Banyak pemilik Galaxy hanya fokus pada chip tercepat dan kamera yang lebih canggih. Padahal, ada fitur Samsung yang tersembunyi di menu Device Care dan justru membantu ponsel tetap terasa segar lebih lama.
Fitur itu adalah Auto restart, yang bisa dijadwalkan agar ponsel reboot sendiri saat dibutuhkan. Bagi pengguna yang lupa mematikan ponsel, opsi ini memberi cara praktis untuk menjaga performa tanpa harus mengingatnya secara manual.
Samsung menempatkan alat ini di dalam Device Care, paket pengaturan yang tersedia di setiap ponsel Galaxy. Di dalamnya, pengguna bisa membersihkan memori dari aplikasi yang berjalan di latar belakang, mengosongkan ruang penyimpanan dari aplikasi tak terpakai atau file duplikat, mengatur baterai, hingga menjalankan diagnostik.
Mengapa restart rutin masih penting
Restart berkala tetap relevan meski Galaxy terbaru memakai chip yang sangat kencang. Proses ini membantu menutup aplikasi latar belakang yang menyedot sumber daya, memperbaiki sebagian gangguan kecil, dan membersihkan data yang bermasalah.
Sejumlah pakar menyarankan reboot setidaknya seminggu sekali. Ada juga pandangan bahwa restart harian tidak masalah, selama dilakukan konsisten dan tidak terlalu jarang.
Samsung juga menyebut bahwa Auto restart dapat membantu ponsel tetap berada dalam kondisi terbaik. Fitur ini bekerja di belakang layar, sehingga pengguna tidak perlu terus mengingat waktu yang tepat untuk mematikan dan menyalakan ulang perangkat.
Ada manfaat tambahan yang ikut menyertainya. Reboot rutin dapat membantu mengurangi risiko malware, meski ancaman keamanan kini lebih banyak ditangani lewat berbagai perlindungan bawaan dari para pembuat ponsel.
Cara kerja Auto restart di Device Care
Auto restart tidak langsung terlihat saat membuka Device Care.

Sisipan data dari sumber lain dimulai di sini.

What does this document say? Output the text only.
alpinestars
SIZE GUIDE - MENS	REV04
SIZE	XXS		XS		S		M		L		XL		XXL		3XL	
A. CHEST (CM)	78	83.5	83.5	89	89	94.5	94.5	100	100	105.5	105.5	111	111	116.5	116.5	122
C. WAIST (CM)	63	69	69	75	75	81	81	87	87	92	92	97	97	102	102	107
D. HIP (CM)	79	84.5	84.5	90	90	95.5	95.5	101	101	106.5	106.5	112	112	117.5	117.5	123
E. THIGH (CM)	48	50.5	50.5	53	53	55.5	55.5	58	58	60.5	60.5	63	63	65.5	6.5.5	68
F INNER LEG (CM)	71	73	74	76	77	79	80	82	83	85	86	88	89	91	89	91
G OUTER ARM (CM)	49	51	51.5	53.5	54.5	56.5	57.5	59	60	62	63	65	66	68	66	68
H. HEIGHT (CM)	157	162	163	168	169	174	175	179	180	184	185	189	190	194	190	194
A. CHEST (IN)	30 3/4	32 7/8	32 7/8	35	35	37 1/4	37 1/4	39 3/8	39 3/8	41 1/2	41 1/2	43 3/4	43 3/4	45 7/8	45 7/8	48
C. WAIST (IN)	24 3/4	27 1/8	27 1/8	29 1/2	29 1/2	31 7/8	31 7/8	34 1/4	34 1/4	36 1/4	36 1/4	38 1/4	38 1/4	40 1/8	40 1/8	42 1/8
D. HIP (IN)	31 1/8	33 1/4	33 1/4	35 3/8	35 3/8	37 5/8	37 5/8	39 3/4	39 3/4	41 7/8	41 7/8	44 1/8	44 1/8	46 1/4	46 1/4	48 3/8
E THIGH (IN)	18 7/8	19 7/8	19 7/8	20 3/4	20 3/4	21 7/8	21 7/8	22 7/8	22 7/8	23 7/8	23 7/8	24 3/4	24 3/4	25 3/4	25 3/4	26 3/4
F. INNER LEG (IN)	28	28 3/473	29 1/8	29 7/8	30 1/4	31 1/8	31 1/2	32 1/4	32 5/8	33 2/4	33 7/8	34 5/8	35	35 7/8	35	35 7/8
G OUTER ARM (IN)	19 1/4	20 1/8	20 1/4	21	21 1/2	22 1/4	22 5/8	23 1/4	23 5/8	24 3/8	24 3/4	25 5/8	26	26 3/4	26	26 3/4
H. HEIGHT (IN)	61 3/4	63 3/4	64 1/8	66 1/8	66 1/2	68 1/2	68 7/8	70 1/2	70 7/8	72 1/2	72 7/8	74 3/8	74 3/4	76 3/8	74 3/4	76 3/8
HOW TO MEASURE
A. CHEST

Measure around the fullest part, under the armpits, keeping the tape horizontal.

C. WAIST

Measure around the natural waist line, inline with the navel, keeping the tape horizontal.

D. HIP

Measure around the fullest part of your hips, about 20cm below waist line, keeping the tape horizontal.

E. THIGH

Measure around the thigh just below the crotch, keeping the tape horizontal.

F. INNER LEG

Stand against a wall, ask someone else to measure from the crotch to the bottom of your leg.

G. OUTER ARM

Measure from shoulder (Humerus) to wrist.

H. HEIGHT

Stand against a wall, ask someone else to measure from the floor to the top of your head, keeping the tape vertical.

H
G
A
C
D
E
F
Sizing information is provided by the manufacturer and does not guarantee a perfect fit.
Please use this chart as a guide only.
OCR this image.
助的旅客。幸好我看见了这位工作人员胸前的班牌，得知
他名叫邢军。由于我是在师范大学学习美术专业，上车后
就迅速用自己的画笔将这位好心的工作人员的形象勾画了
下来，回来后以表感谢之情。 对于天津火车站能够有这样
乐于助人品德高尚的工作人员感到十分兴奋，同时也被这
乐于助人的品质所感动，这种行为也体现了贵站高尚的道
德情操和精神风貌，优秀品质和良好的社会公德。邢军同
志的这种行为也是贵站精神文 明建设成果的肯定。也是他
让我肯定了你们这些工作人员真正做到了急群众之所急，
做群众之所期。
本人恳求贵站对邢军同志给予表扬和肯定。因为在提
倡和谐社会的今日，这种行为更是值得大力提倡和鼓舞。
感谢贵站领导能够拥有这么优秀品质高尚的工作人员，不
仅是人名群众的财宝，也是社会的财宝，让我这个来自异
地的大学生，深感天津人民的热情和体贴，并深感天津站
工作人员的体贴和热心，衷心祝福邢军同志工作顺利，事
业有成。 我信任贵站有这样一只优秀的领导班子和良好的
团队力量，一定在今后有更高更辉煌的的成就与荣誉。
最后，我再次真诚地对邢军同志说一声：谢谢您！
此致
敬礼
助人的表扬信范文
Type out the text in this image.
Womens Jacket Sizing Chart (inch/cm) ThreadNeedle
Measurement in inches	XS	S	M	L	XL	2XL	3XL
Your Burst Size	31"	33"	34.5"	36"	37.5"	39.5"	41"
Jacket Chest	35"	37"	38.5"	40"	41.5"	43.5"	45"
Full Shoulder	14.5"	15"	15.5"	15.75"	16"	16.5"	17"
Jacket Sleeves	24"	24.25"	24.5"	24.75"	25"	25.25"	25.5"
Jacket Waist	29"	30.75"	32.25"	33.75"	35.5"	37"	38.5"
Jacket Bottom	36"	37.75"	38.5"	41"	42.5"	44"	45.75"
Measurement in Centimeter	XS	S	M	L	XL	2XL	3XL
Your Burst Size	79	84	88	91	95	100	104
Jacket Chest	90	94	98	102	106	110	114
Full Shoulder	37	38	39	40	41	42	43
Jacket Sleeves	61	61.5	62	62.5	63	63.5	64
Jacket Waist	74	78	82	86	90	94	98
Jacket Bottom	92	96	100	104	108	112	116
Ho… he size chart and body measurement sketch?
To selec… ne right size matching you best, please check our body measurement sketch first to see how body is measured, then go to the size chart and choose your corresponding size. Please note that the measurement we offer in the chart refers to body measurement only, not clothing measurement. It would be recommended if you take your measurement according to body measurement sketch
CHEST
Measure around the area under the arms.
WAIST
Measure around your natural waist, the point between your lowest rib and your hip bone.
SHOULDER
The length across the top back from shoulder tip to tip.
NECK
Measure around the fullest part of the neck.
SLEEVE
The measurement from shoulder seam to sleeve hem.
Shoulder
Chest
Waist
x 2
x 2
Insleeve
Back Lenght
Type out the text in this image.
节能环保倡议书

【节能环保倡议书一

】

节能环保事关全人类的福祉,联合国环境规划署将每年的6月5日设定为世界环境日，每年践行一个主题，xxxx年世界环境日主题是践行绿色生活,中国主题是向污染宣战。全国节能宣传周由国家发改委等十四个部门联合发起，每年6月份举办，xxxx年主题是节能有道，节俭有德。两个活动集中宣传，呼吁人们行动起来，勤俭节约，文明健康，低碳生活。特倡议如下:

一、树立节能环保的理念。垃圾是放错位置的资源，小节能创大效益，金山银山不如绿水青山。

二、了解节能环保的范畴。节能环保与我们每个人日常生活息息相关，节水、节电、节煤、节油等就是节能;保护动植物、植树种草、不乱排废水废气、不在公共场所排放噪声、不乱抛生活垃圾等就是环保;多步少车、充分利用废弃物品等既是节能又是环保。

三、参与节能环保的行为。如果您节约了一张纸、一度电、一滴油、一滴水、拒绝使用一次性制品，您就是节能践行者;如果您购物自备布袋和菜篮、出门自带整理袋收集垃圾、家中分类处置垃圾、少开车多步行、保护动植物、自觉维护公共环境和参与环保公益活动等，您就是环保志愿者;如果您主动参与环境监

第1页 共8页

Pengguna biasanya perlu menggulir sedikit ke bawah untuk menemukannya di bagian Auto Optimization.
Di sana, Samsung menyediakan dua opsi utama yang bisa diaktifkan. Opsi Restart when needed akan membuat ponsel restart otomatis saat mendeteksi masalah performa, sedangkan Restart on schedule memungkinkan pengguna memilih hari dan jam tertentu untuk reboot otomatis.
Langkah pengaturannya juga sederhana. Pengguna membuka aplikasi Settings, masuk ke Device care, lalu mengetuk Auto Optimization dan memilih Auto restart di bagian bawah.
Setelah itu, fitur bisa disesuaikan sesuai kebutuhan. Jadwal restart bisa dibuat hanya pada hari tertentu, dan fitur deteksi masalah juga dapat diaktifkan agar ponsel bereaksi saat performa mulai menurun.
Kenapa fitur ini cocok untuk penggunaan jangka panjang
Bagi perangkat kelas atas seperti Galaxy S26, fitur bawaan semacam ini menjadi pelengkap penting. Samsung memberi dukungan software hingga tujuh tahun untuk ponsel flagship, termasuk pembaruan OS dan patch keamanan.
Dukungan panjang itu membuat pengguna berpeluang mempertahankan perangkat lebih lama. Karena itu, alat perawatan seperti Device Care dan Auto restart membantu menjaga performa dan kesehatan baterai selama masa pakai ponsel terus berjalan.
Widget Device Care bahkan membuat pembersihan memori lebih cepat dilakukan dengan satu sentuhan. Bagi pengguna yang sering melihat ponsel melambat karena aplikasi latar belakang atau data menumpuk, akses cepat ini bisa sangat berguna.
Pada akhirnya, fitur yang tersembunyi ini menunjukkan bahwa perawatan ponsel tidak selalu butuh aplikasi tambahan. Di Galaxy S26, Samsung sudah menaruh alat sederhana untuk menjaga perangkat tetap bekerja mulus, asalkan pengguna tahu di mana mencarinya.